Es ist Zeit, auf die leisen Stimmen zu hören!
In vielen Bereichen wird laut gepoltert, in der öffentlichen und nicht öffentlichen Politik, in den sozialen Medien, auf der Straße, gefühlt überall. Wer glaubt, eine Meinung zu haben, die andere noch nicht gehört oder nicht angenommen haben, verschafft sich mit viel Getöse Aufmerksamkeit.
So weit, so schlecht.
Doch wie machen wir das bei der Arbeit? Sind „wir“ da auch so „laut“?

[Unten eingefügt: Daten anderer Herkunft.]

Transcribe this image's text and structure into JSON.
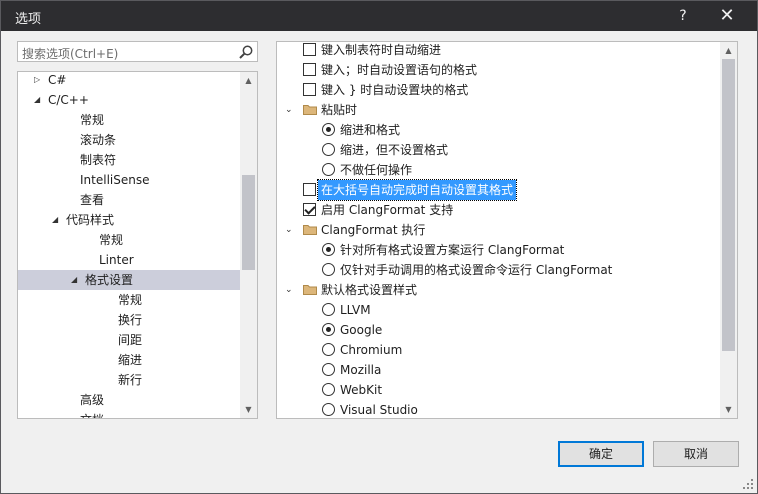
{
  "window": {
    "title": "选项",
    "help": "?",
    "close": "✕"
  },
  "search": {
    "placeholder": "搜索选项(Ctrl+E)"
  },
  "tree": {
    "items": [
      {
        "label": "C#",
        "expander": "collapsed"
      },
      {
        "label": "C/C++",
        "expander": "expanded"
      },
      {
        "label": "常规",
        "expander": "none"
      },
      {
        "label": "滚动条",
        "expander": "none"
      },
      {
        "label": "制表符",
        "expander": "none"
      },
      {
        "label": "IntelliSense",
        "expander": "none"
      },
      {
        "label": "查看",
        "expander": "none"
      },
      {
        "label": "代码样式",
        "expander": "expanded"
      },
      {
        "label": "常规",
        "expander": "none"
      },
      {
        "label": "Linter",
        "expander": "none"
      },
      {
        "label": "格式设置",
        "expander": "expanded",
        "selected": true
      },
      {
        "label": "常规",
        "expander": "none"
      },
      {
        "label": "换行",
        "expander": "none"
      },
      {
        "label": "间距",
        "expander": "none"
      },
      {
        "label": "缩进",
        "expander": "none"
      },
      {
        "label": "新行",
        "expander": "none"
      },
      {
        "label": "高级",
        "expander": "none"
      },
      {
        "label": "文档",
        "expander": "none"
      }
    ]
  },
  "options": {
    "rows": [
      {
        "kind": "checkbox",
        "checked": false,
        "label": "键入制表符时自动缩进"
      },
      {
        "kind": "checkbox",
        "checked": false,
        "label": "键入；时自动设置语句的格式"
      },
      {
        "kind": "checkbox",
        "checked": false,
        "label": "键入 } 时自动设置块的格式"
      },
      {
        "kind": "group",
        "label": "粘贴时"
      },
      {
        "kind": "radio",
        "checked": true,
        "label": "缩进和格式"
      },
      {
        "kind": "radio",
        "checked": false,
        "label": "缩进，但不设置格式"
      },
      {
        "kind": "radio",
        "checked": false,
        "label": "不做任何操作"
      },
      {
        "kind": "checkbox",
        "checked": false,
        "label": "在大括号自动完成时自动设置其格式",
        "highlight": true
      },
      {
        "kind": "checkbox",
        "checked": true,
        "label": "启用 ClangFormat 支持"
      },
      {
        "kind": "group",
        "label": "ClangFormat 执行"
      },
      {
        "kind": "radio",
        "checked": true,
        "label": "针对所有格式设置方案运行 ClangFormat"
      },
      {
        "kind": "radio",
        "checked": false,
        "label": "仅针对手动调用的格式设置命令运行 ClangFormat"
      },
      {
        "kind": "group",
        "label": "默认格式设置样式"
      },
      {
        "kind": "radio",
        "checked": false,
        "label": "LLVM"
      },
      {
        "kind": "radio",
        "checked": true,
        "label": "Google"
      },
      {
        "kind": "radio",
        "checked": false,
        "label": "Chromium"
      },
      {
        "kind": "radio",
        "checked": false,
        "label": "Mozilla"
      },
      {
        "kind": "radio",
        "checked": false,
        "label": "WebKit"
      },
      {
        "kind": "radio",
        "checked": false,
        "label": "Visual Studio"
      }
    ]
  },
  "buttons": {
    "ok": "确定",
    "cancel": "取消"
  },
  "colors": {
    "selection": "#cccedb",
    "highlight": "#3399ff",
    "primary_border": "#0078d7"
  }
}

Viele sind hier leiser. Von den vielen wichtigen Stimmen werden hier nur (IMHO „zu“) wenige gehört. Es scheint, als bräuchte es eine Qualifikation, um zu wagen, etwas zu sagen. In manchen Organisationskulturen qualifiziert Rücksichtslosigkeit, Eloquenz, Eitelkeit oder Selbstüberschätzung. In anderen ein hohes Gehalt, eine herausragende hierarchische Stellung, ein gutes Netzwerk.
Noch zu selten sind es fachliche Kompetenz, Kundennähe oder ein Gespür für soziale oder technologische Entwicklungen.
Schwierige Themen laut aus- und anzusprechen ist nicht einfach. Es zuzulassen und zu fördern noch weniger. Gerade im hektischen Arbeitsalltag findet sich zu selten Gelegenheit, konstruktive Kritik zu äußern und in einen inkludierenden Dialog zu gehen. Das verschleppt wichtige Impulse und vergiftet die Beziehungen.
Es braucht methodische Vielfalt zur Lösung dieses Problems. Nicht jeder kann vor Gruppen frei sprechen, nicht jeder findet leicht die richtigen Worte, nicht jeder schreibt gut. Mancher braucht Mimik, Hände, Füße und Mund, um die Gedanken verständlich zu formulieren.
Gehört zu werden, gehört werden zu können ist ein zunehmend relevantes kulturelles Merkmal. Es ist Element eines guten Organisationssystems, mit dem wir lernen müssen, richtig umzugehen, um sein gesamtes Potenzial zu erkennen und zu nutzen. Gelingt es, das richtige Maß zu finden, ist es selbstverstärkend und schafft Klarheit. Dann ist es ein Gewinn für alle.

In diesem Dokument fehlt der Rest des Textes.